Durante a tarde e até o final do dia, foi entoado o canto sagrado Kuarup Maraka. Na ocasião, houve uma recepção solene das etnias convidadas e a condução dos enlutados para perto dos troncos Kuarup.
No segundo dia de evento, os convidados puderam apreciar a tradicional luta chamada Huka Huka. A preparação da modalidade iniciou-se na noite anterior, em que os guerreiros se prepararam, se arranhando com dente de um peixe da espécie "cachorro", passando ervas em toda pele e pintando seus corpos e cabelo com jenipapo e urucum.
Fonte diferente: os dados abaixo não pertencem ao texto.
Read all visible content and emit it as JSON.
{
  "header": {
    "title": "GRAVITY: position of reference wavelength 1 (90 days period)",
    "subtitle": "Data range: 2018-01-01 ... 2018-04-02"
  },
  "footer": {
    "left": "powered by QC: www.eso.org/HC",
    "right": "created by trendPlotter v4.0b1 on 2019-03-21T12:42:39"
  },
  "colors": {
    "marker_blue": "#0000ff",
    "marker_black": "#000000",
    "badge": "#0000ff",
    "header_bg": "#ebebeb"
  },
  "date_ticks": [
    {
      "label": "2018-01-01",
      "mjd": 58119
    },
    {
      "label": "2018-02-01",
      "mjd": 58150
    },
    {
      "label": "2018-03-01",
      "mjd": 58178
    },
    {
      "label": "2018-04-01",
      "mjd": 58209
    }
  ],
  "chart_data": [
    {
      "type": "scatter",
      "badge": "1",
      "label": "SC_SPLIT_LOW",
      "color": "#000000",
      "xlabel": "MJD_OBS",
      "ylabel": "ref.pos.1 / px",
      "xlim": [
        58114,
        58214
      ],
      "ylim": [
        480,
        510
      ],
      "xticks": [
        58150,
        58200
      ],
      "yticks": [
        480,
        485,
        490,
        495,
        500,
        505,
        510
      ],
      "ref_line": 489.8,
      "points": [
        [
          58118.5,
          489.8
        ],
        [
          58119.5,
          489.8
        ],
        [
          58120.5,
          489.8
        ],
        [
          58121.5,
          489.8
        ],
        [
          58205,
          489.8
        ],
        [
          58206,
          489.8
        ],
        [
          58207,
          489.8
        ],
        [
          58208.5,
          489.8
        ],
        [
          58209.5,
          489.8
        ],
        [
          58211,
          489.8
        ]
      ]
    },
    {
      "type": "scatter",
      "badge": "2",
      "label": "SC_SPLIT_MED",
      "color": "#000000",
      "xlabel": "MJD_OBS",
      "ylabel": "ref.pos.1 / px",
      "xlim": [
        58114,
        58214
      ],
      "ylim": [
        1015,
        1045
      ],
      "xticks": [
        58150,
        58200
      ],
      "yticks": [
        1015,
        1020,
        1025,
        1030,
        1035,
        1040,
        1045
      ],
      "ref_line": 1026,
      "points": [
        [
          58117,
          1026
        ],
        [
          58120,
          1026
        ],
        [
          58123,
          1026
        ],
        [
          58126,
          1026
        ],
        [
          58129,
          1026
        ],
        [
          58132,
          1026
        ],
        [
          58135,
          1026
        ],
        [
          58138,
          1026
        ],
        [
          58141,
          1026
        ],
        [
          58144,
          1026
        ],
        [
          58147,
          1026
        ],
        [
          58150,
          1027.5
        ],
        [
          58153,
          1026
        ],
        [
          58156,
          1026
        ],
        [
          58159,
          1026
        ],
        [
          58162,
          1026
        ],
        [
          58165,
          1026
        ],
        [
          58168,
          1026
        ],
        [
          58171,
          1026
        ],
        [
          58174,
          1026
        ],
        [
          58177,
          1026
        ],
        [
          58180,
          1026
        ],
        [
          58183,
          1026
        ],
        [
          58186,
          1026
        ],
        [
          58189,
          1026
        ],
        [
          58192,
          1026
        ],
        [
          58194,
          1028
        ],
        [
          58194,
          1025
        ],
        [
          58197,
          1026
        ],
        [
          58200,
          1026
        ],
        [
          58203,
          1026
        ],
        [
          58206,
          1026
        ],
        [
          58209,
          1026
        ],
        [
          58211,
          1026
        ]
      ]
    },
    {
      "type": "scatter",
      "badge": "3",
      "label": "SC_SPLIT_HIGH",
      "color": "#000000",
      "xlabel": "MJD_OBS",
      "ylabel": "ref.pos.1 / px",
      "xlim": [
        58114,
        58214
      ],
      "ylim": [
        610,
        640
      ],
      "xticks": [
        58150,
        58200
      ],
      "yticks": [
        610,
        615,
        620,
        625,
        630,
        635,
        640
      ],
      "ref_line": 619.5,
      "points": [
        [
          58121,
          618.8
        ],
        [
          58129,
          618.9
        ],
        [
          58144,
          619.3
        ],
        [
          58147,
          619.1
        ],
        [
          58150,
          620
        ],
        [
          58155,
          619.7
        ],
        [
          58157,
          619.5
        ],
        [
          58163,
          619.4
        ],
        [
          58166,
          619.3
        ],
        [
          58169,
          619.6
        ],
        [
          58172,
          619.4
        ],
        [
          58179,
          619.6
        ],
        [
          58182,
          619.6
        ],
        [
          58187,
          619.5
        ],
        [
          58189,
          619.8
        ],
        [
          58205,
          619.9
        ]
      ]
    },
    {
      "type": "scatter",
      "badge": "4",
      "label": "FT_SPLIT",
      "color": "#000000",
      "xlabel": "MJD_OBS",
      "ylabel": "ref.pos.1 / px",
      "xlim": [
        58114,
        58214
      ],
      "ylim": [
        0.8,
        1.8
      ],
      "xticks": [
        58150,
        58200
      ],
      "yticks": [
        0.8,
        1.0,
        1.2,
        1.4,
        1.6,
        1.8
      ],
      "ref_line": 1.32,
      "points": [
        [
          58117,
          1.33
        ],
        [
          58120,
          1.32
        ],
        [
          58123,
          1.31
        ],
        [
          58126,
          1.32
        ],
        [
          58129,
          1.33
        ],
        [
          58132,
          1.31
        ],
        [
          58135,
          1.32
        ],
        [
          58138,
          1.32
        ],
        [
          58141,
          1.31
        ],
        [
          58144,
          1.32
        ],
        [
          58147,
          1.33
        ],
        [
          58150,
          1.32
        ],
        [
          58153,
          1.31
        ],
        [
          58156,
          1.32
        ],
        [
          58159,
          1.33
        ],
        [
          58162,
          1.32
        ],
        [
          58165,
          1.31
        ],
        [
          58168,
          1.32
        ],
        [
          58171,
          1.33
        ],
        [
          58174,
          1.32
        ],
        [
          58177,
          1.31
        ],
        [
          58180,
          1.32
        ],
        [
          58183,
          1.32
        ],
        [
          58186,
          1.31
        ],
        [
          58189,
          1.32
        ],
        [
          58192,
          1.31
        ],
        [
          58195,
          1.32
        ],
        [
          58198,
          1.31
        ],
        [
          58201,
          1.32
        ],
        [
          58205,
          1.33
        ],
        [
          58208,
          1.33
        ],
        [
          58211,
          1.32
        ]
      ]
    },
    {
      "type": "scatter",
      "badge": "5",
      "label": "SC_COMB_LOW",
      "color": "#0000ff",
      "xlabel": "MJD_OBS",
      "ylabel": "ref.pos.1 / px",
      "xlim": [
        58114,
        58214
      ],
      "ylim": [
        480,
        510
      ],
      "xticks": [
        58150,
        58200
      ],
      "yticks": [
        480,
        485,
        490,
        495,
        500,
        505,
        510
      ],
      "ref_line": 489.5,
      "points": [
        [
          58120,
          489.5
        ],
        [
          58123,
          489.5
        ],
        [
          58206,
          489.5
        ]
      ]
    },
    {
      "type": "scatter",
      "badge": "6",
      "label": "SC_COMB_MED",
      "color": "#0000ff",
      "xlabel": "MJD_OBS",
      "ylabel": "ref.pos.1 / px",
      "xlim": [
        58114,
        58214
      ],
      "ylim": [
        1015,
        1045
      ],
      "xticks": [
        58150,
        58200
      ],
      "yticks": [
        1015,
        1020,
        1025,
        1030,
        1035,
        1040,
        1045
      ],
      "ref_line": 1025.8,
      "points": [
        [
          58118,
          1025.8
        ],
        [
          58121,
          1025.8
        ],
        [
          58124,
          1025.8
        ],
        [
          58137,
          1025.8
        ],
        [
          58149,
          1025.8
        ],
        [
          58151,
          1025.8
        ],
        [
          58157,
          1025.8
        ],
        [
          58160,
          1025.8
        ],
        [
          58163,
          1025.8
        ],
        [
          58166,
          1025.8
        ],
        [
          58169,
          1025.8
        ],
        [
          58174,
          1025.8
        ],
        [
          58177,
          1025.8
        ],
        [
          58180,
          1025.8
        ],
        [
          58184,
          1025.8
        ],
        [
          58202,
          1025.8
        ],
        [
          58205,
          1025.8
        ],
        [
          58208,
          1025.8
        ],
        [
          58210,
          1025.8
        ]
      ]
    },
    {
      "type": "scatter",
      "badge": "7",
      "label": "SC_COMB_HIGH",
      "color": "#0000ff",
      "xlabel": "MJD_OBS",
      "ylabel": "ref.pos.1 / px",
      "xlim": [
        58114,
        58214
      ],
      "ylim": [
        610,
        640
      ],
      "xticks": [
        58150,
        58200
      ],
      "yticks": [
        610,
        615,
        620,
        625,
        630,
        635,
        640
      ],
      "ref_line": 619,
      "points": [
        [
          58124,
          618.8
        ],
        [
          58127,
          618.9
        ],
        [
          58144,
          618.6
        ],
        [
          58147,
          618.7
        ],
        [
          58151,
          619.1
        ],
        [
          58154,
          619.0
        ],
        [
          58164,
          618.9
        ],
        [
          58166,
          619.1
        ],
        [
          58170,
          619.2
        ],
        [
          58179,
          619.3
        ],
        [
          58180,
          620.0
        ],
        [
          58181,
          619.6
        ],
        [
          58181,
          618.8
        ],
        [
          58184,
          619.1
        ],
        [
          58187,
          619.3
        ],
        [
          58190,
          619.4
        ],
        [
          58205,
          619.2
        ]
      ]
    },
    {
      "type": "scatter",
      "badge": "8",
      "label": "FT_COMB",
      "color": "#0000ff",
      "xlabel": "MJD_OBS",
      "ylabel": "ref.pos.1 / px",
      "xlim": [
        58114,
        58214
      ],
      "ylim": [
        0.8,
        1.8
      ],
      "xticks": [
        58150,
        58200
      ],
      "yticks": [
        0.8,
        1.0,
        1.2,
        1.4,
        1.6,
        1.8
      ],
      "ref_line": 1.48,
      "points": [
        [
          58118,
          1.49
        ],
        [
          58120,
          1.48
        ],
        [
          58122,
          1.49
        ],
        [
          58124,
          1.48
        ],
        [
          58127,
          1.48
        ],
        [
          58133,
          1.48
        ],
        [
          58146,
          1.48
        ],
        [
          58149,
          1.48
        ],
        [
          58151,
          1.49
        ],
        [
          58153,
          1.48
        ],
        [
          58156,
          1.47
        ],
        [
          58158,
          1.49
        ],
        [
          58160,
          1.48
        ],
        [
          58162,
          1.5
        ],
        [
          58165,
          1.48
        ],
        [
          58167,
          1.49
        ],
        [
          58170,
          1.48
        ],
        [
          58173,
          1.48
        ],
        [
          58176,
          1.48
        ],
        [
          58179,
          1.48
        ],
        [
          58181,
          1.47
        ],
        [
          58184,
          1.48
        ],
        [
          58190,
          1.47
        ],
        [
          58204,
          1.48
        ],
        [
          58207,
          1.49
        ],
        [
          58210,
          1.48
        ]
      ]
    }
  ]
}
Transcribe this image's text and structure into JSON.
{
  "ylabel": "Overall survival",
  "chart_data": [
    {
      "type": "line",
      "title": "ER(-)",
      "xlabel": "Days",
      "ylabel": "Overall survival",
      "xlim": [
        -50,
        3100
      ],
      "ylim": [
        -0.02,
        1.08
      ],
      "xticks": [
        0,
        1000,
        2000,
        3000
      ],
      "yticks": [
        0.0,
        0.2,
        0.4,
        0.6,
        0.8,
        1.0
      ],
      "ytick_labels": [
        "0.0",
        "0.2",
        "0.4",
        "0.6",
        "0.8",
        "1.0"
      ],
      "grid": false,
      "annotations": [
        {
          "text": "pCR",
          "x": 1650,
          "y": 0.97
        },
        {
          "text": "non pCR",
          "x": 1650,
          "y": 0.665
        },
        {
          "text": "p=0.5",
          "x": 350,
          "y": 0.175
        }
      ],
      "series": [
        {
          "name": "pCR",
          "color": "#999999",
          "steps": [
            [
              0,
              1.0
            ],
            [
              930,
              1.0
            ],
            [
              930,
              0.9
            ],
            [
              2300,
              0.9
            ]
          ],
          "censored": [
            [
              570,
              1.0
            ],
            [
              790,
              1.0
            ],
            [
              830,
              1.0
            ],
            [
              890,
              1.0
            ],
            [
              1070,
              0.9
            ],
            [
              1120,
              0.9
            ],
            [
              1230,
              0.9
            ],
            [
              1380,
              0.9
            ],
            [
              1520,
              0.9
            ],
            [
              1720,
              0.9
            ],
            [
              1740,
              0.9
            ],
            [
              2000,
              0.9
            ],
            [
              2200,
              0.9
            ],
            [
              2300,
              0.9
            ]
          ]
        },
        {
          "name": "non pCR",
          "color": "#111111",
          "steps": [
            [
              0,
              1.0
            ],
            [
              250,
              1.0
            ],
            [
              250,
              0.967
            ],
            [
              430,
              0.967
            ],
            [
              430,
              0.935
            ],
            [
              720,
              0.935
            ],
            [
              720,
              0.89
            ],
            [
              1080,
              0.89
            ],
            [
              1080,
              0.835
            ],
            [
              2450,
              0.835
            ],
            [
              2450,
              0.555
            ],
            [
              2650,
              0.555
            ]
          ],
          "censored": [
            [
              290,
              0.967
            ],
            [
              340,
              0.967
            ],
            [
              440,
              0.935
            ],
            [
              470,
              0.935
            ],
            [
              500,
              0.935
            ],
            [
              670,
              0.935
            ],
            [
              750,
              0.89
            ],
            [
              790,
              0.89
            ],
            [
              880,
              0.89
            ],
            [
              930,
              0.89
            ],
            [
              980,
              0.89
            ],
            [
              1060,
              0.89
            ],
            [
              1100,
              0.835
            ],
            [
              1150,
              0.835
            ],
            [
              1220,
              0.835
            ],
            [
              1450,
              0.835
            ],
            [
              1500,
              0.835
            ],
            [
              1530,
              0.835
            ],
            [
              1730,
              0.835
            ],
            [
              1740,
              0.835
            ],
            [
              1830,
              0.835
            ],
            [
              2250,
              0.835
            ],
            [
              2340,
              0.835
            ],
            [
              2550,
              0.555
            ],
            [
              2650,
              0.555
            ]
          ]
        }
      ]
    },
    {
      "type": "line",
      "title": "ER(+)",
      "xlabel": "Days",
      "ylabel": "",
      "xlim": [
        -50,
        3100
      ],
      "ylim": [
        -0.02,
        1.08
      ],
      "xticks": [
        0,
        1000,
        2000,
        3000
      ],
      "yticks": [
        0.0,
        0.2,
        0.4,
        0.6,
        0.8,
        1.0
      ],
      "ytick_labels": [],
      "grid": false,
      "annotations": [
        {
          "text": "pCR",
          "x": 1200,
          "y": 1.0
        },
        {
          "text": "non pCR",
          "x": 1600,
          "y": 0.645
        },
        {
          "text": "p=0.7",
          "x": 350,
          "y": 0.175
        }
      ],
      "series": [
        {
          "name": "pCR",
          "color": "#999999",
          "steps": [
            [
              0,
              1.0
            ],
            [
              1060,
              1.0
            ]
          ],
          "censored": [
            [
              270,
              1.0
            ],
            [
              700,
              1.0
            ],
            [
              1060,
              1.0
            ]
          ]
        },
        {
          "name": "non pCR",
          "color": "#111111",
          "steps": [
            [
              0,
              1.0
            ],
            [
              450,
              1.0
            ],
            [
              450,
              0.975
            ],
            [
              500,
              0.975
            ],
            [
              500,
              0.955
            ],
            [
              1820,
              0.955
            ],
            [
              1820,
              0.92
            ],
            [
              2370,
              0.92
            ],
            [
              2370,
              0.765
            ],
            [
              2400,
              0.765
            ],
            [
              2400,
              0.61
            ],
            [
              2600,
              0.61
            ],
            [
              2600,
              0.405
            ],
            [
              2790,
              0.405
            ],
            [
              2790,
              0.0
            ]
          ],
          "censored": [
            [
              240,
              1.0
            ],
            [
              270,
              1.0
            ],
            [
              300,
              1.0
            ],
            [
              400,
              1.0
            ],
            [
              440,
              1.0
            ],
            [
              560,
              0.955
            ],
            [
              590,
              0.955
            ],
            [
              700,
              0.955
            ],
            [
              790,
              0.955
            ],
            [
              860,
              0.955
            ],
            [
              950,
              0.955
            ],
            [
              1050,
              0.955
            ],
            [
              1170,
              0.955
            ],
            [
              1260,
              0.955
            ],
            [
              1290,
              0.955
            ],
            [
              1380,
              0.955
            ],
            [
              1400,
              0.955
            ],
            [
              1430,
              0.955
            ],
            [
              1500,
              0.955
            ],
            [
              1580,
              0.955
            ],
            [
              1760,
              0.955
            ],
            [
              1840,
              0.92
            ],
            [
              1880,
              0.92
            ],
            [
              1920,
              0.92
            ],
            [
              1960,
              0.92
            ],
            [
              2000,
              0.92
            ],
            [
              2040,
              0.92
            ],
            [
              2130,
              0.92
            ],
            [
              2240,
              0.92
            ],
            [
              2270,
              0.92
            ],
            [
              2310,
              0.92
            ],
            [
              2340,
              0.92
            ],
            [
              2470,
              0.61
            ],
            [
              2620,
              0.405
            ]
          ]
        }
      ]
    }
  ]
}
Tudo isso com um objetivo: enfrentar seus adversários e, assim, ganhar a luta.
Durante o Huka Huka, os guerreiros jovens se enfrentaram com o objetivo de tocar a coxa do adversário ou derrubá-lo, segurando a sua perna. Quem consegue isso primeiro, ganha. Ao final da luta, os ornamentos colocados nos troncos no dia anterior foram retirados e entregues às famílias dos mortos homenageados. Em seguida, os troncos foram atirados na Lagoa Ipavu, para que a alma deles seja liberta.
Após os combates, iniciou-se o cerimonial de meninas moças. Nessa parte da festa, meninas que, até então, estavam em reclusão pubertária pelo período de um ano, foram direcionadas aos chefes das aldeias convidadas e ofereceram a eles castanhas de pequi. As longas franjas de cabelo, que cobriam todo rosto, foram cortadas um pouco acima dos olhos. A partir daí, em comum acordo com os parentes e, caso se interessem, podem constituir matrimônio.
Ao final do evento, foram entregues peixes às etnias convidadas pelas famílias que estão de luto, de acordo com a tradição e como forma de agradecimento. O Kuarup é de suma importância para os indígenas do Xingu, pois ele promove e reforça as relações internas da comunidade; estabelece e fortalece as crenças com aqueles que se foram; e constrói uma imagem e reconhecimento externo, dando maior visibilidade à cultura indígena.
Homenagem ao cacique Amulaururu Aritana
No ano de 2021, o evento marcou a despedida do cacique Amulaururu Aritana, falecido em 5 de agosto de 2020, aos 75 anos. Filho de Tepori Kamayurá e Kanato “Paru” Yawalapiti, Aritana foi preparado desde muito cedo para ser o cacique dos Yawalapiti. Descendente de uma linhagem de grandes lutadores de huka huka, Aritana, que herdou o nome do avô paterno, ficou em reclusão por quatro anos, período em que aprendeu as particularidades de ser o “Amulaururu”, que significa “o cacique verdadeiro”.
Na década de 1970, aos 25 anos, tornou-se o cacique principal dos Yawalapiti no lugar de seu tio Sariruá, e passou a liderar a etnia em defesa dos seus direitos. Conhecido por sua postura diplomática e sempre respeitosa, Aritana foi anunciado o cacique geral do Xingu.
Durante sua vida, atuou pela preservação ambiental do Parque Indígena do Xingu onde, desde criança, aprendeu a importância dos lugares sagrados e ancestrais. Aos 75 anos, Aritana partiu para o mundo dos mortos deixando um legado de sabedoria, lealdade e respeito à natureza e aos homens.
“Meu pai foi um grande porta-voz das populações indígenas do Xingu. Como seu sucessor, continuarei sua luta na defesa dos direitos dos indígenas xinguanos e na proteção da floresta”, concluiu Tapi Yawalapiti.